The Rocky Mountain Elk Foundation is celebrating after a recent Ninth Circuit Court of Appeals decision dealing with a Montana forest. RMEF spokesman Mark Holyoak explains.

“We are big advocates of actively managing our forests so you have good habitat out there for elk and all sorts of other critters and that was the case here,” Holyoak said. “There was a project over near Philipsburg in the northwest portion of the Beaverhead Deerlodge Forest there and there was some litigation opposing a habitat stewardship project that would thin out the forest, improve growth on the forest floor, shrubs, grasslands, aspen trees and that sort of thing.”

Holyoak says the Rocky Mountain Elk Foundation supported the project because it would improve wildlife habitat and reduce the risk of wildfire, but they weren’t alone in supporting the project..
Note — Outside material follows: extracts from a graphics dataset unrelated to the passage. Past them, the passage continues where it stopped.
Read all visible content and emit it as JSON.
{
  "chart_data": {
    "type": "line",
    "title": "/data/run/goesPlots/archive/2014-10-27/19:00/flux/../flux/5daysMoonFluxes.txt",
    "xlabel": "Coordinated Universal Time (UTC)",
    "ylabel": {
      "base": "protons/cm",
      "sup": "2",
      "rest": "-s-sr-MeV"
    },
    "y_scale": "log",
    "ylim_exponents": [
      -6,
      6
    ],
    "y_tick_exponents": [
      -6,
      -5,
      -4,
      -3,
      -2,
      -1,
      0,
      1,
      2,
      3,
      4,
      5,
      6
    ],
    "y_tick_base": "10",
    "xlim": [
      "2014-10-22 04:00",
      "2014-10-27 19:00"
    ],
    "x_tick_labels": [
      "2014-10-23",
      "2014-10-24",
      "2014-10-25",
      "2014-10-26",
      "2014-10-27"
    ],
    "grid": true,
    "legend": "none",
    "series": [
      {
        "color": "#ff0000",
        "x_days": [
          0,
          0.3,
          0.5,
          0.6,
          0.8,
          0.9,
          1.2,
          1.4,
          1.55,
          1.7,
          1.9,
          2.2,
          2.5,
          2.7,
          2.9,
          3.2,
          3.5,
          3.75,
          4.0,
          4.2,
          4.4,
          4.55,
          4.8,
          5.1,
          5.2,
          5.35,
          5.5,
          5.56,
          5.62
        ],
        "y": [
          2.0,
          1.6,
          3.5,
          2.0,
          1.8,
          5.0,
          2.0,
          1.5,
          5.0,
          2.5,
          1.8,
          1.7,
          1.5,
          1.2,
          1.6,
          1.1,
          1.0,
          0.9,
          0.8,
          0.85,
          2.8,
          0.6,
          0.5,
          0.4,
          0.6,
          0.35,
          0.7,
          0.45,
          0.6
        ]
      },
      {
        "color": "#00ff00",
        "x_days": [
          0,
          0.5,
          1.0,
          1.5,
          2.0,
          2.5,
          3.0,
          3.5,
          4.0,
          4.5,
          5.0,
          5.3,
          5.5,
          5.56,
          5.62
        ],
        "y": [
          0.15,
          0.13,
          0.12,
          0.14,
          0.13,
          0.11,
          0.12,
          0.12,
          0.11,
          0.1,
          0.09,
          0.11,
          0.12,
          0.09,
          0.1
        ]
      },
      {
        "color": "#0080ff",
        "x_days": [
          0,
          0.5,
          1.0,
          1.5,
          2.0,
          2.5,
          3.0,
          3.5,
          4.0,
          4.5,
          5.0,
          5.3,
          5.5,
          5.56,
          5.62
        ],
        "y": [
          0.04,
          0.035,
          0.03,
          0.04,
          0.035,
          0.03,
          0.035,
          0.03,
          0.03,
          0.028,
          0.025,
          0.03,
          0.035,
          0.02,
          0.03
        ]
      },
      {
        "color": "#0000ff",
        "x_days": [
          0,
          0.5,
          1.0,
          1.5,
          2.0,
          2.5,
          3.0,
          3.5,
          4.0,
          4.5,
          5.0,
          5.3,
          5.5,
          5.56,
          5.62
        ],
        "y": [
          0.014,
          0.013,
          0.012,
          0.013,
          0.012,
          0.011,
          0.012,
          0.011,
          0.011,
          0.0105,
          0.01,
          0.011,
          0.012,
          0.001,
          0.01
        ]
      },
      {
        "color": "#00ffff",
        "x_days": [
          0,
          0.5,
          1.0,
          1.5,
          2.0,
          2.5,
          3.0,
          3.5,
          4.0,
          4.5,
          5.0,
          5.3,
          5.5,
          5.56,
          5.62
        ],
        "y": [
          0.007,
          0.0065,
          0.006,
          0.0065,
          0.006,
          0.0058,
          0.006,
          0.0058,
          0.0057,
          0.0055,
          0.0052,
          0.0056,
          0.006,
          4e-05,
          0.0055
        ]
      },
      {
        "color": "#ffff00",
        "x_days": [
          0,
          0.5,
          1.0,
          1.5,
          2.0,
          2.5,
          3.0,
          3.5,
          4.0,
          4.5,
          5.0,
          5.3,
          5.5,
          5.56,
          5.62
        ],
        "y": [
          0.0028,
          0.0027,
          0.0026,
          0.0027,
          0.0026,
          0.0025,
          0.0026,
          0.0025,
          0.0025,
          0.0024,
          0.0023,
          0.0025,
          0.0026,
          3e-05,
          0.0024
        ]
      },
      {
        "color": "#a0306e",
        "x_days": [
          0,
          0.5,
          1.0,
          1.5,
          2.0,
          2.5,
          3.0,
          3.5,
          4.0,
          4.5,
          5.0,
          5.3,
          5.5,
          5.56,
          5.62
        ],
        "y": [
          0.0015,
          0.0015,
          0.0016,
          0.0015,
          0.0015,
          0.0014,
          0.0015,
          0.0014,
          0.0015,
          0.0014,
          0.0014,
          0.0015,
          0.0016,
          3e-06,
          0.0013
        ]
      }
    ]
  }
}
“We joined with the forest service and some other folks in filing what they call an amicus brief and the ruling came back in our favor,” Holyoak said. “We are excited that the project can go forward because it is just a benefit for so many reasons on the landscape. It is thinning and doing some logging in an area where the lodgepole pine trees have just been pounded by mountain pine beetles.”

Holyoak says the project won’t just help elk, it will also help clean up the headwaters of the Clark Fork River by putting up fencing to keep livestock from grazing into streams and by repairing culverts to help fish.